It is provided as is, as a record of the research performed. The code in this repository is not actively maintained.
Description of the analysis pipeline
The main setup folder for running the evolutionary simulation is the PPI_Setup directory. To start a simulation, the whole directory can be copied as it stands. Once the directory is completely copied, a simulation can be started with the command
python main.py. At that point, it will fail and show what a successful command line input will look like.
The code depends on many things. First, biopython must be installed and importable with the
import Bio command. Next the location of Foldx is currently hardcoded as
/home/agm854/local/bin/foldx64Linux. Of course, that will need to be changed for your location. The location of Foldx may be a command line option in the future.

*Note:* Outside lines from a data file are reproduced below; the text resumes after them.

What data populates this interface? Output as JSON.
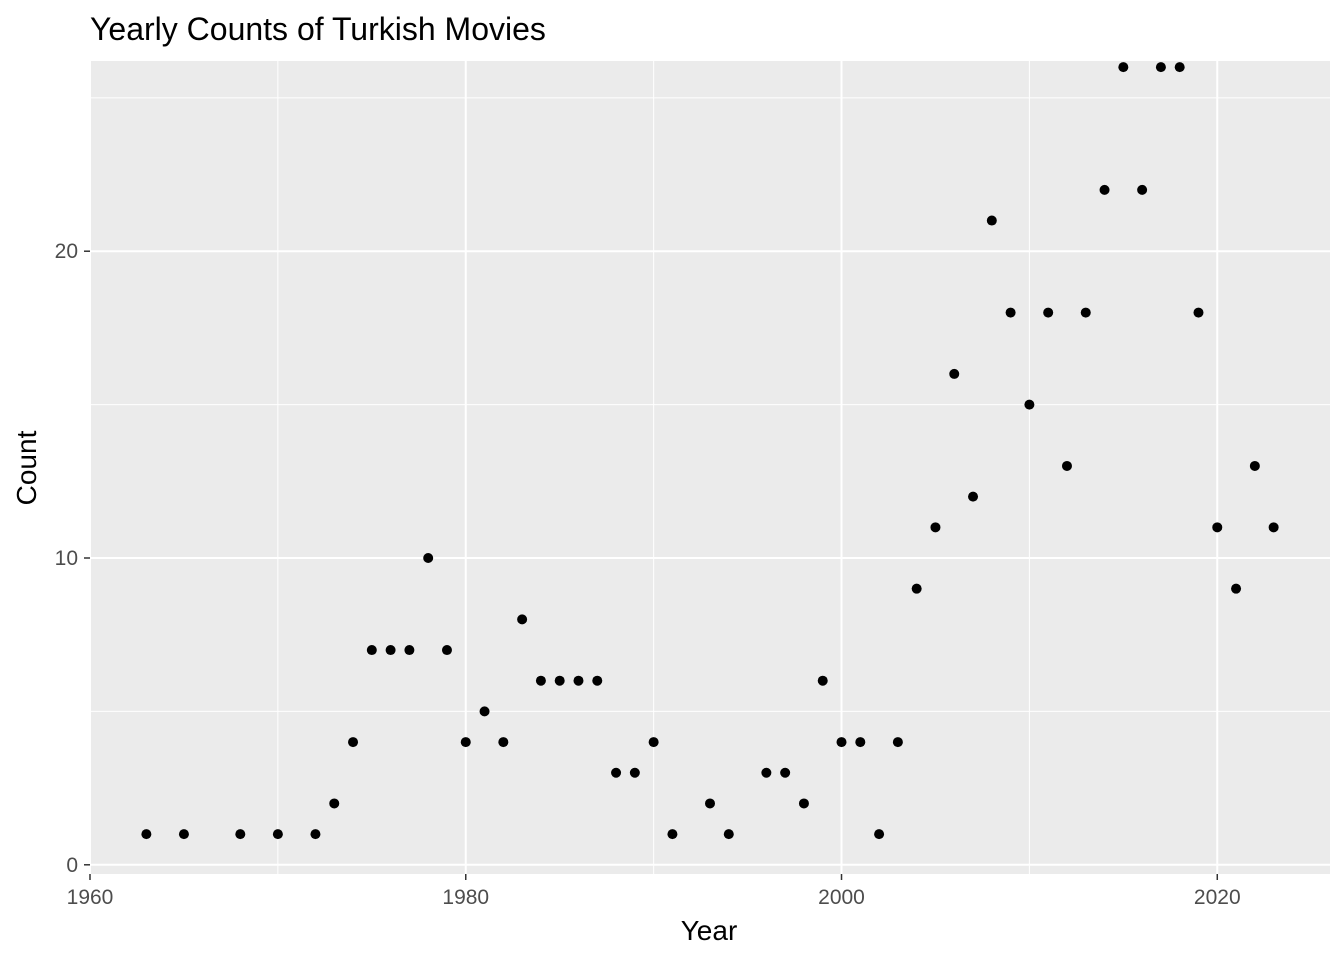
{
  "chart_data": {
    "type": "scatter",
    "title": "Yearly Counts of Turkish Movies",
    "xlabel": "Year",
    "ylabel": "Count",
    "xlim": [
      1960,
      2026
    ],
    "ylim": [
      -0.3,
      26.2
    ],
    "x_ticks": [
      1960,
      1980,
      2000,
      2020
    ],
    "y_ticks": [
      0,
      10,
      20
    ],
    "grid": true,
    "point_color": "#000000",
    "panel_color": "#EBEBEB",
    "grid_color": "#FFFFFF",
    "points": [
      {
        "x": 1963,
        "y": 1
      },
      {
        "x": 1965,
        "y": 1
      },
      {
        "x": 1968,
        "y": 1
      },
      {
        "x": 1970,
        "y": 1
      },
      {
        "x": 1972,
        "y": 1
      },
      {
        "x": 1973,
        "y": 2
      },
      {
        "x": 1974,
        "y": 4
      },
      {
        "x": 1975,
        "y": 7
      },
      {
        "x": 1976,
        "y": 7
      },
      {
        "x": 1977,
        "y": 7
      },
      {
        "x": 1978,
        "y": 10
      },
      {
        "x": 1979,
        "y": 7
      },
      {
        "x": 1980,
        "y": 4
      },
      {
        "x": 1981,
        "y": 5
      },
      {
        "x": 1982,
        "y": 4
      },
      {
        "x": 1983,
        "y": 8
      },
      {
        "x": 1984,
        "y": 6
      },
      {
        "x": 1985,
        "y": 6
      },
      {
        "x": 1986,
        "y": 6
      },
      {
        "x": 1987,
        "y": 6
      },
      {
        "x": 1988,
        "y": 3
      },
      {
        "x": 1989,
        "y": 3
      },
      {
        "x": 1990,
        "y": 4
      },
      {
        "x": 1991,
        "y": 1
      },
      {
        "x": 1993,
        "y": 2
      },
      {
        "x": 1994,
        "y": 1
      },
      {
        "x": 1996,
        "y": 3
      },
      {
        "x": 1997,
        "y": 3
      },
      {
        "x": 1998,
        "y": 2
      },
      {
        "x": 1999,
        "y": 6
      },
      {
        "x": 2000,
        "y": 4
      },
      {
        "x": 2001,
        "y": 4
      },
      {
        "x": 2002,
        "y": 1
      },
      {
        "x": 2003,
        "y": 4
      },
      {
        "x": 2004,
        "y": 9
      },
      {
        "x": 2005,
        "y": 11
      },
      {
        "x": 2006,
        "y": 16
      },
      {
        "x": 2007,
        "y": 12
      },
      {
        "x": 2008,
        "y": 21
      },
      {
        "x": 2009,
        "y": 18
      },
      {
        "x": 2010,
        "y": 15
      },
      {
        "x": 2011,
        "y": 18
      },
      {
        "x": 2012,
        "y": 13
      },
      {
        "x": 2013,
        "y": 18
      },
      {
        "x": 2014,
        "y": 22
      },
      {
        "x": 2015,
        "y": 26
      },
      {
        "x": 2016,
        "y": 22
      },
      {
        "x": 2017,
        "y": 26
      },
      {
        "x": 2018,
        "y": 26
      },
      {
        "x": 2019,
        "y": 18
      },
      {
        "x": 2020,
        "y": 11
      },
      {
        "x": 2021,
        "y": 9
      },
      {
        "x": 2022,
        "y": 13
      },
      {
        "x": 2023,
        "y": 11
      }
    ]
  }
}
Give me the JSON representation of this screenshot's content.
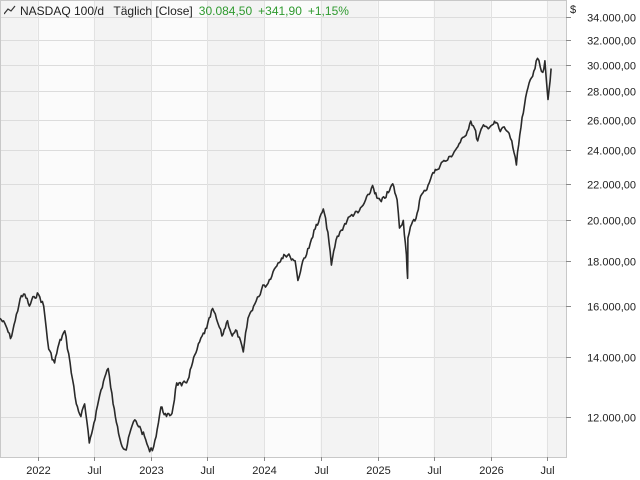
{
  "header": {
    "symbol": "NASDAQ 100/d",
    "mode": "Täglich [Close]",
    "last": "30.084,50",
    "change": "+341,90",
    "change_pct": "+1,15%",
    "currency": "$",
    "positive_color": "#2f9a2f"
  },
  "chart_data": {
    "type": "line",
    "scale": "log",
    "ylim": [
      10800,
      35500
    ],
    "y_ticks": [
      12000,
      14000,
      16000,
      18000,
      20000,
      22000,
      24000,
      26000,
      28000,
      30000,
      32000,
      34000
    ],
    "y_tick_labels": [
      "12.000,00",
      "14.000,00",
      "16.000,00",
      "18.000,00",
      "20.000,00",
      "22.000,00",
      "24.000,00",
      "26.000,00",
      "28.000,00",
      "30.000,00",
      "32.000,00",
      "34.000,00"
    ],
    "xlim": [
      "2021-09-01",
      "2026-09-01"
    ],
    "x_ticks": [
      "2022-01-01",
      "2022-07-01",
      "2023-01-01",
      "2023-07-01",
      "2024-01-01",
      "2024-07-01",
      "2025-01-01",
      "2025-07-01",
      "2026-01-01",
      "2026-07-01"
    ],
    "x_tick_labels": [
      "2022",
      "Jul",
      "2023",
      "Jul",
      "2024",
      "Jul",
      "2025",
      "Jul",
      "2026",
      "Jul"
    ],
    "grid": true,
    "line_color": "#2a2a2a",
    "series": [
      {
        "x": [
          "2021-09-01",
          "2021-09-20",
          "2021-10-05",
          "2021-10-20",
          "2021-11-05",
          "2021-11-20",
          "2021-12-05",
          "2021-12-20",
          "2022-01-03",
          "2022-01-20",
          "2022-02-05",
          "2022-02-24",
          "2022-03-10",
          "2022-03-29",
          "2022-04-15",
          "2022-05-05",
          "2022-05-20",
          "2022-06-01",
          "2022-06-16",
          "2022-07-01",
          "2022-07-20",
          "2022-08-05",
          "2022-08-16",
          "2022-09-01",
          "2022-09-15",
          "2022-09-30",
          "2022-10-13",
          "2022-10-28",
          "2022-11-10",
          "2022-11-30",
          "2022-12-15",
          "2022-12-28",
          "2023-01-10",
          "2023-01-25",
          "2023-02-02",
          "2023-02-20",
          "2023-03-10",
          "2023-03-25",
          "2023-04-10",
          "2023-04-30",
          "2023-05-15",
          "2023-05-30",
          "2023-06-15",
          "2023-06-30",
          "2023-07-19",
          "2023-08-05",
          "2023-08-18",
          "2023-09-05",
          "2023-09-20",
          "2023-10-05",
          "2023-10-26",
          "2023-11-10",
          "2023-11-28",
          "2023-12-15",
          "2023-12-28",
          "2024-01-10",
          "2024-01-30",
          "2024-02-15",
          "2024-03-05",
          "2024-03-25",
          "2024-04-10",
          "2024-04-19",
          "2024-05-05",
          "2024-05-25",
          "2024-06-10",
          "2024-06-25",
          "2024-07-10",
          "2024-07-25",
          "2024-08-05",
          "2024-08-20",
          "2024-09-06",
          "2024-09-25",
          "2024-10-10",
          "2024-10-30",
          "2024-11-15",
          "2024-12-05",
          "2024-12-16",
          "2024-12-30",
          "2025-01-13",
          "2025-02-05",
          "2025-02-19",
          "2025-03-05",
          "2025-03-13",
          "2025-03-25",
          "2025-04-04",
          "2025-04-08",
          "2025-04-09",
          "2025-04-21",
          "2025-05-05",
          "2025-05-20",
          "2025-06-05",
          "2025-06-25",
          "2025-07-10",
          "2025-07-30",
          "2025-08-15",
          "2025-09-05",
          "2025-09-25",
          "2025-10-10",
          "2025-10-29",
          "2025-11-10",
          "2025-11-20",
          "2025-12-05",
          "2025-12-20",
          "2026-01-10",
          "2026-01-20",
          "2026-02-01",
          "2026-02-10",
          "2026-02-25",
          "2026-03-10",
          "2026-03-25",
          "2026-04-05",
          "2026-04-20",
          "2026-05-05",
          "2026-05-20",
          "2026-06-01",
          "2026-06-10",
          "2026-06-18",
          "2026-06-25",
          "2026-07-05",
          "2026-07-15"
        ],
        "y": [
          15500,
          15200,
          14700,
          15400,
          16300,
          16500,
          16000,
          16400,
          16500,
          16000,
          14300,
          13800,
          14500,
          15000,
          13800,
          12400,
          12000,
          12400,
          11200,
          11800,
          12700,
          13300,
          13600,
          12400,
          11700,
          11100,
          11000,
          11600,
          11900,
          11600,
          11300,
          10950,
          11100,
          11800,
          12300,
          12000,
          12100,
          13100,
          13000,
          13200,
          13800,
          14300,
          14800,
          15100,
          15900,
          15300,
          14800,
          15400,
          14800,
          15000,
          14200,
          15500,
          16000,
          16400,
          16900,
          16900,
          17500,
          17900,
          18300,
          18200,
          18000,
          17100,
          18000,
          18600,
          19500,
          19900,
          20600,
          19400,
          17800,
          19000,
          19500,
          20000,
          20300,
          20400,
          20800,
          21400,
          21900,
          21200,
          21000,
          21500,
          22000,
          21100,
          19600,
          20000,
          18300,
          17200,
          19100,
          19800,
          20100,
          21300,
          21600,
          22500,
          22800,
          23300,
          23400,
          23900,
          24500,
          24900,
          25900,
          25400,
          24600,
          25500,
          25500,
          25700,
          25800,
          25200,
          25500,
          25200,
          24600,
          23100,
          25000,
          27000,
          28600,
          29500,
          30500,
          29800,
          29400,
          30300,
          27400,
          29700
        ]
      }
    ]
  }
}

After completion of the simulations, the
analyze_ppi.py script should be run to build the ancestral reconstructions and save the information gleaned from it. To run the analysis, you will run
python analyze_ppi.py kept_mutants.txt start_structure.pdb. In addition to Biopython, the analysis requires numpy.
To get the full data files, you then need to run
interface_identity.py with the command
python interface_identity.py kept_mutants.txt distance_cutoff start_structure.pdb ancestral_comparisons.txt. In addition to standard libraries, the script
interface_identity.py requires numpy, prody (from the Bahar lab), and Biopython. The final data file will be called
The plots are all made with R. All of the R scripts are in the PPI_analysis folder. You will need to change the paths and have at least the survival, ggplot2, and latticeExtra libraries installed. All of the data that we used in the manuscript is in the
data folder and all of the scripts create figures in the